Anyway. You’re seeing them or you’re not – but I can’t carry on. There’s just too much to tell you, and only so many times I can pretend you’re listening. The longer it goes on, the sadder I feel, and if I’m honest I feel other stuff too – I feel hurt and angry, and lonely. I lost my baby, and I lost you, and nobody in the entire world seems to really give a toss. I sound like a spoiled brat, don’t I? But I can’t keep on with this. It’s bad for me, and I need to make some changes.

I’ve fallen behind with the rent, and I’ve come to the conclusion that I don’t care any more. It was our home – mine and yours and Gracie’s – but it’s not been a home since you left. It’s just been somewhere I sleep, and wait, and try and convince myself things will be all right in the end.

I don’t think I can stand even one more night in there, sitting on our sofa, listening to our records, remembering the days when we needed the safety gate into the kitchen and those special shields on plugs or that orange plastic step she used to get on the loo. I keep looking at that picture she drew that you got framed, of the three of us under a rainbow, where I look like a giant spider and your smile is bigger than your actual face and we have a black Lab as well (though it kind of looks like a black slug?).

Everything was so good then. We had such a lot of fun. I loved the way she used to get her words all mashed up, but look really serious when she said them. Like when she was cold she wanted us to ‘put the radios on’ instead of the radiators; and the way she said ‘yellow’ as ‘lellow’, and the way she abbreviated all the berries because they were too long and annoying – so even now, I still say ‘strawbs’ or ‘bluebs’, or ‘rasps’. And how she thought chocolate éclairs were actually cakes called Clare that were chocolatey – chocolatey Clares! I was in the supermarket the other day and I saw some boxes of them and burst out crying. People were walking around me in the aisle, like I had a contagious disease.

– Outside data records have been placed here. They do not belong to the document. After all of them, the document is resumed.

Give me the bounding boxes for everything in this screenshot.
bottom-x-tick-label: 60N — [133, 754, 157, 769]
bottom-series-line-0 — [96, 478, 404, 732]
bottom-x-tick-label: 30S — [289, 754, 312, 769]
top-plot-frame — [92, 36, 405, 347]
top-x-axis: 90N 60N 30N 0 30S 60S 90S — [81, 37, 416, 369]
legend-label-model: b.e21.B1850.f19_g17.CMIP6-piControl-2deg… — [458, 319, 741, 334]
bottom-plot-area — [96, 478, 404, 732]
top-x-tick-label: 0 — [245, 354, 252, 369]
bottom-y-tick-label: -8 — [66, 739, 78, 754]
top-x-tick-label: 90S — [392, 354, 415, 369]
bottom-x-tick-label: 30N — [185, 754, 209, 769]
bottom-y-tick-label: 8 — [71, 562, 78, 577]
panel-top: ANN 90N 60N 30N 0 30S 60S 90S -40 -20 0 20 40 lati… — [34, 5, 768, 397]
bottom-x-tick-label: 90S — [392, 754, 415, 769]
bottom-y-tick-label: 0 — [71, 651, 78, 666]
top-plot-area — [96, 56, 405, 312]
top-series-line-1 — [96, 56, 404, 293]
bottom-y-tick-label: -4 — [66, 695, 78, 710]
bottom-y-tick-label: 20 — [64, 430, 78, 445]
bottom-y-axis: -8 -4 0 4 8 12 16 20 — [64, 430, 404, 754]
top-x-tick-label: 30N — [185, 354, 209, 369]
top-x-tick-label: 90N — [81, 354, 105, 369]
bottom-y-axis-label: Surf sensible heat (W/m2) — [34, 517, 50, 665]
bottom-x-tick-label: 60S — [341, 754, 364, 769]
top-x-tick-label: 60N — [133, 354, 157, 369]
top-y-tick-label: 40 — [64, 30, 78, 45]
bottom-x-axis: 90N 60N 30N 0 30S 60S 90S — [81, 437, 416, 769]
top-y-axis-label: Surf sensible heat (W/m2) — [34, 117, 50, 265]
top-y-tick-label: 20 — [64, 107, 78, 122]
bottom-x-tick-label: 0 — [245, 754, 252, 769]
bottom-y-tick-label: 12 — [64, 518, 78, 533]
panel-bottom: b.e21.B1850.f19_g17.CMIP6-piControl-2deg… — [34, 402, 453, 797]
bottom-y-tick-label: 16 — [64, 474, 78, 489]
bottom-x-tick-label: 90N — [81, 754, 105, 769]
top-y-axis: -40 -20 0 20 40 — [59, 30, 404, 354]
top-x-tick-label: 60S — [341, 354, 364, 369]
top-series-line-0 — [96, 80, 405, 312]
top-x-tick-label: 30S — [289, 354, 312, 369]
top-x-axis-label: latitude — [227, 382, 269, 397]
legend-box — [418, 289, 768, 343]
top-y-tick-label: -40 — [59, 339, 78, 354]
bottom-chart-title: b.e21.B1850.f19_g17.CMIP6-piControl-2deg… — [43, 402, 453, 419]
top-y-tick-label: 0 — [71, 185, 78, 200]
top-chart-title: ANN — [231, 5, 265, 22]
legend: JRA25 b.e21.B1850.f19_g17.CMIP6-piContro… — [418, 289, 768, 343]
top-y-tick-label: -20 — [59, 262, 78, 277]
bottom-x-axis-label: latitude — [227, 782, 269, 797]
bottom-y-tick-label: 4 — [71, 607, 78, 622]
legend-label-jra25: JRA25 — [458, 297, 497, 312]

All of the laughter and sunshine she brought into our lives is precious, and I’m not saying I want to forget a moment of it. But I don’t think I can carry on living in the middle of it either, with her toys and clothes and the Dora backpack and her little lilac bed and that book about the hare.

It’s not just her, it’s you as well. I miss you so much it feels like a physical pain. Like someone has their fist inside my chest and is clenching their fingers around my heart. I love you so much – always did. You had me at ‘thank you’, which were the first words you ever said to me.

After that – on those first dates and our first nights together and when we moved into the flat and we had Gracie – it should have been me thanking you. Being there with you, raising Gracie together, was the happiest I’ve ever been. I’ve never felt so loved and wanted and needed. Even the worst days had joy in them.

Now, I don’t feel loved or wanted or needed, and even the best days are joyless. Parts of you are still here, and like with Grace’s stuff, I’ve not been able to say goodbye to any of it. Your hair is still in your brush, and your lip balm is still in the bathroom, and the silver angels you made are still under the bed. When I’m feeling especially pathetic, I hold that hairbrush, and I smell that lip balm, because they are part of you.